Thread: Finding the value of N for Simpson's Rule

1. Finding the value of N for Simpson's Rule

Find a value of N such that Simpson's Rule approximates

5
∫x^-1/4 dx
2

with an error of at most 10^-2 (but don't calculate Simpson's Rule).

The answer sheet says the answer is 4, but I cant get that answer. So far all I found was the fourth derivative.

fourth derivative = 585/256 x^(-17/4)

In class, we took a similar problem and graphed the fourth derivative to see where it was even to and plugged the value in for the derivative to find the k4, but I tried to do this, and I got a huge number not even close to 4.

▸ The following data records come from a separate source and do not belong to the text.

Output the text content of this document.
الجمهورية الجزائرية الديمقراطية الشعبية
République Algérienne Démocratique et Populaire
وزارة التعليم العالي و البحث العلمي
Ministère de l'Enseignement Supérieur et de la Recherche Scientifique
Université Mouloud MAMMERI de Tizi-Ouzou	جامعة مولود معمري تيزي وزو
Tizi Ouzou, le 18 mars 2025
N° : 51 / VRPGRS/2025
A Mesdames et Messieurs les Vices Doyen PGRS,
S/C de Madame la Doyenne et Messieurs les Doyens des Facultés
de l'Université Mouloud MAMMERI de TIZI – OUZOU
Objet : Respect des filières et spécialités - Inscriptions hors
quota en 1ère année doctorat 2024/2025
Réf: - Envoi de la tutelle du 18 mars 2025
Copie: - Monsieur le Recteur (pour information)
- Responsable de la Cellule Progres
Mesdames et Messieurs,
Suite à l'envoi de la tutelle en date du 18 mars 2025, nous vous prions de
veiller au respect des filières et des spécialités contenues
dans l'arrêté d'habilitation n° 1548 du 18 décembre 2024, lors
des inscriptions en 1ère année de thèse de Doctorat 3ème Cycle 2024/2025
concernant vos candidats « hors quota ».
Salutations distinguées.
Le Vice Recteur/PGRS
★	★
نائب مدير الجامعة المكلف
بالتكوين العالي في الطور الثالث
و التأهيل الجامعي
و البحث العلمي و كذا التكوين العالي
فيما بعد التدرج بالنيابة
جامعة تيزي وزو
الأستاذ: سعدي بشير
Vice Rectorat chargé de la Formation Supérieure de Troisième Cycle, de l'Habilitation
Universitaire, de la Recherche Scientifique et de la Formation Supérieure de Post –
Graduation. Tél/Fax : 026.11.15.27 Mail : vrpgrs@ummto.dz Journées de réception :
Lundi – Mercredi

Can anyone help me out, please?

2. Originally Posted by johnley
Find a value of N such that Simpson's Rule approximates

5
∫x^-1/4 dx
2

with an error of at most 10^-2 (but don't calculate Simpson's Rule).

The answer sheet says the answer is 4, but I cant get that answer. So far all I found was the fourth derivative.

fourth derivative = 585/256 x^(-17/4)

In class, we took a similar problem and graphed the fourth derivative to see where it was even to and plugged the value in for the derivative to find the k4, but I tried to do this, and I got a huge number not even close to 4.

Can anyone help me out, please?
Find the largest positive integer solution of $\frac{(b-a)^3}{12 n^2} \, \text{max}_{[a, b]} f''(x) \leq \frac{1}{100}$ where $a = 2, \, b = 5, \, f(x) = x^{-1/4}$ and $\text{max}_{[a, b]} f''(x)$ is the maximum value of f(x) over the interval [a, b] of integration.